MoS2 thin-film transistors spin-states, of conduction electrons and vacancies, distinguished by operando electron spin resonance

TL;DR

This study uses operando ESR spectroscopy to distinguish and analyze the spin-states of conduction electrons and vacancies in MoS2 thin-film transistors, providing microscopic insights into their magnetic properties and implications for device performance.

Contribution

It is the first to directly identify and differentiate spin-states of electrons and vacancies in MoS2 using operando ESR spectroscopy, combining experimental data with theoretical calculations.

Findings

Distinct ESR signals for conduction electrons and vacancies were observed.

Gate-voltage and temperature dependence of spin-susceptibility and g-factor were characterized.

Insights into MoS2 magnetism and charge mobility limitations were obtained.

Abstract

Transition metal dichalcogenide MoS2 is a two-dimensional material, attracting much attention for next-generation applications thanks to rich functionalities stemmed from the crystal structure.

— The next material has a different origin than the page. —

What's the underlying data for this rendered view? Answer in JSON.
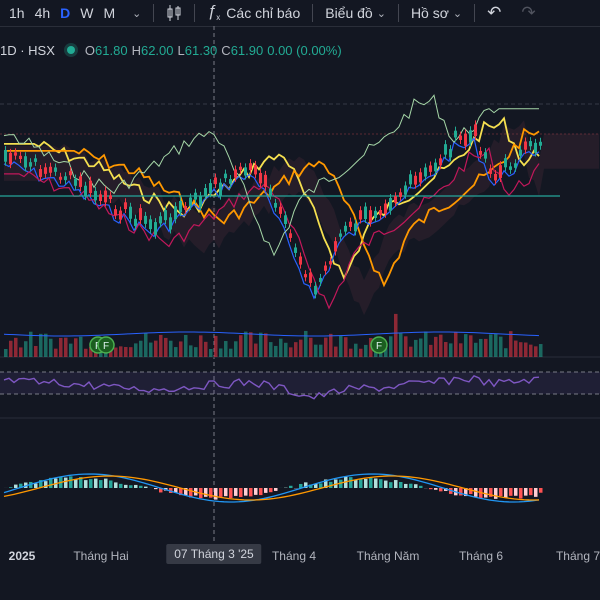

Many experimental and theoretical works have focused on the spin-orbit interaction which couples the valley and spin degree of freedom so that the spin-states can be electrically controllable. However, the spin-states of charge carriers and vacancies have not been yet elucidated directly from a microscopic viewpoint. We report the spin-states in thin-film electric double-layer transistors using operando electron spin resonance (ESR) spectroscopy. We have observed clearly different ESR signals of the conduction electrons and vacancies, and distinguished the corresponding spin-states from the signals and theoretical calculations, evaluating the gate-voltage dependence and spin-susceptibility and g-factor temperature dependence. This analysis gives deep insight into the MoS2 magnetism and clearly indicates the lower charge mobilities compared to graphene, which would be useful for improvements of the device characteristics and new applications.